Differences in host susceptibility to trematode invasion redistribute the invasion flow through the host population. This redistribution increases the stability of the parasitic system [48]; i.e., one of the phenotypic (or genotypic) groups may have a higher viability in changing environmental conditions and may ensure the preservation of the parasitic system. On the other hand, a higher resistance to invasion confers certain evolutionary advantages on the respective host group. Given parasitic castration caused by trematodes [2022], the phenotype (genotype) associated with the group will spread through the population, while more susceptible phenotypes (genotypes) will be eliminated gradually. The results of this work indicate that the yellow-purple background shell color and a white-spotted pattern are the phenotypes (genotypes) that have certain selective advantages. If the assumption is true, than more resistant (yellow-purple and spotted) or selectively neutral (purple and orange) phenotypes (genotypes) will accumulate in the population with time. Pure yellow genotypes are more susceptible to invasion and will be preserved in the population to a minor extent, as a result of segregation in crosses between yellow-purple periwinkles.
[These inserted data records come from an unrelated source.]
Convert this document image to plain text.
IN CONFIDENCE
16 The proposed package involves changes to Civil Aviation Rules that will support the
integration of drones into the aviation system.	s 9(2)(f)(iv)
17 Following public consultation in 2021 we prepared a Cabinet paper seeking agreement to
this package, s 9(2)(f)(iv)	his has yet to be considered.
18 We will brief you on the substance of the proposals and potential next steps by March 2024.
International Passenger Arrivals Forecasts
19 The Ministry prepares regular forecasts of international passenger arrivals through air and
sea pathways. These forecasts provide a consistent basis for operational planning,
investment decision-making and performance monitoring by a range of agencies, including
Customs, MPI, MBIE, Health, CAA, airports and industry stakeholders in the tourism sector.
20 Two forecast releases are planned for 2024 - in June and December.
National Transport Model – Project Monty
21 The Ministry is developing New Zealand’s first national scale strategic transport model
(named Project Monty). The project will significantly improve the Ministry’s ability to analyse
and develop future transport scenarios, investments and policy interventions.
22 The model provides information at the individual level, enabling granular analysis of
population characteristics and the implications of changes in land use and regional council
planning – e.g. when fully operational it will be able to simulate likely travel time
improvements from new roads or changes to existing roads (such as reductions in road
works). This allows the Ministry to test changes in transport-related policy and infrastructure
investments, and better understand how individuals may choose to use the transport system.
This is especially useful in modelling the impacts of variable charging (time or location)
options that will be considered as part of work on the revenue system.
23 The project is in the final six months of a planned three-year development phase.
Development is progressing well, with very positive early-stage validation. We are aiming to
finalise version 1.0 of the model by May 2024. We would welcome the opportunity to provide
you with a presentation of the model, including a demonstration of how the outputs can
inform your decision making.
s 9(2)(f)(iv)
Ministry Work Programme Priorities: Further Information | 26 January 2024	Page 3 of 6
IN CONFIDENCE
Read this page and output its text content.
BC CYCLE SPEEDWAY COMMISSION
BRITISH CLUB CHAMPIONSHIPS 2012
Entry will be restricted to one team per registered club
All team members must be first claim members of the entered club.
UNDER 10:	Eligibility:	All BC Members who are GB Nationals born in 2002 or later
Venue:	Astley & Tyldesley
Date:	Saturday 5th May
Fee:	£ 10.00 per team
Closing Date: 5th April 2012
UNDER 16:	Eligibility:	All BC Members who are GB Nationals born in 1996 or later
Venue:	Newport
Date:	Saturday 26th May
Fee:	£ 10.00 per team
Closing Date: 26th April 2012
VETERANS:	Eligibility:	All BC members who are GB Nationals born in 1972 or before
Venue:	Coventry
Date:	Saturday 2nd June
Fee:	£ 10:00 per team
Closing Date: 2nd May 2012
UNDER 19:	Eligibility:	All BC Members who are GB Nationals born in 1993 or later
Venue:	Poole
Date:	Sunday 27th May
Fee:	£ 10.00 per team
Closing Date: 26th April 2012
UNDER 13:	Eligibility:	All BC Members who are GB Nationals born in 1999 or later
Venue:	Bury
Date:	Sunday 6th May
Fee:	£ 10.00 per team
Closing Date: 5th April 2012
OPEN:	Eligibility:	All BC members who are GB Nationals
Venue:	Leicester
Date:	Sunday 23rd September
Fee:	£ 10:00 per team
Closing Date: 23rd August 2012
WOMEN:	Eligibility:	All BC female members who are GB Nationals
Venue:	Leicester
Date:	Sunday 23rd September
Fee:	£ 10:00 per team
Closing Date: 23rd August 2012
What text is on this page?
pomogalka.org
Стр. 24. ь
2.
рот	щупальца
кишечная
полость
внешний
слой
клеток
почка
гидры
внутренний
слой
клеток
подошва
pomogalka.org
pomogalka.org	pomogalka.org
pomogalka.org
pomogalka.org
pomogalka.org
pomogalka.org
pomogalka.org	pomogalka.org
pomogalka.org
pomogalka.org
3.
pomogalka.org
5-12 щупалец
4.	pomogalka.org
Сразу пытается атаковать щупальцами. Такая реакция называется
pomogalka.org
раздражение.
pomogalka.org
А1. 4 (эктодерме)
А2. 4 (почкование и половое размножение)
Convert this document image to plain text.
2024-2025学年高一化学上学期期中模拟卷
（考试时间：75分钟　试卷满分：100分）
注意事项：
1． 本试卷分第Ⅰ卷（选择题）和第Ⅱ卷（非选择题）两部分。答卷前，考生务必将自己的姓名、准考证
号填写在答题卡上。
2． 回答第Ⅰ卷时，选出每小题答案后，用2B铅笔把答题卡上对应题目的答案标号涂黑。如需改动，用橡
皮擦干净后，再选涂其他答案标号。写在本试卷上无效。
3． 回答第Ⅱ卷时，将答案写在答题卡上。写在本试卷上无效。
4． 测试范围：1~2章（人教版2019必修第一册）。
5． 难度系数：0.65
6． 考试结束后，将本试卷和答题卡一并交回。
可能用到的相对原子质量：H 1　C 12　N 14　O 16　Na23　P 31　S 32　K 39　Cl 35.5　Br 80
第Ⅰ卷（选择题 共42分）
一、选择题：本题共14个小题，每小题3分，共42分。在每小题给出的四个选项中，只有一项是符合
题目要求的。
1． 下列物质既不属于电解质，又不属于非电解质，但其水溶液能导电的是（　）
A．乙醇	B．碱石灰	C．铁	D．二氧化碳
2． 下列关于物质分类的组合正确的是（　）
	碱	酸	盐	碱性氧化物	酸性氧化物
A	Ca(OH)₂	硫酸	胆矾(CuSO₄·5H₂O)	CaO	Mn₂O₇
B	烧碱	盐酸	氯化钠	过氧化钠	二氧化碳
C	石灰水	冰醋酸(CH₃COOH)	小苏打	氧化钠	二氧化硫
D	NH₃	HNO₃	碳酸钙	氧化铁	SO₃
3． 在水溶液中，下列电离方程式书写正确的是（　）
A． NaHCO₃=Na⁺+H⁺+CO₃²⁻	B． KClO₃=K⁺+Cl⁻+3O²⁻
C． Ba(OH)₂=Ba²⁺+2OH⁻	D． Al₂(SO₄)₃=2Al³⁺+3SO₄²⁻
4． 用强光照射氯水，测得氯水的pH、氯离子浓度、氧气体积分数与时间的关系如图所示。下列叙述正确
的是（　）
Likewise, a predominance in the population can be expected for periwinkles that have a white-spotted pattern on the shell. Data from long-term observations generally agree with these assumptions. In fact, yellow-purple (55%) and purple (42%) periwinkles predominate in the population under study, while orange (2%) and yellow (0.3%) periwinkles are rare. Periwinkles with a white-spotted pattern are similarly more prevalent (54%) than periwinkles lacking white spots (46%). Periwinkles with an orange background shell color (which were relatively few) do not fit in with the above assumptions, and other factors (e.g., elimination by predators) are most likely responsible for a deficit of periwinkles expressing this phenotype. A far greater predominance could be expected for spotted periwinkles. However, the presence of a spotted pattern is associated with lower changes in susceptibility to infection, while background color genes apparently play a more important role. A more detailed analysis of whether the above hypothesis agrees with the observations is out of the scope of this work and needs special investigation.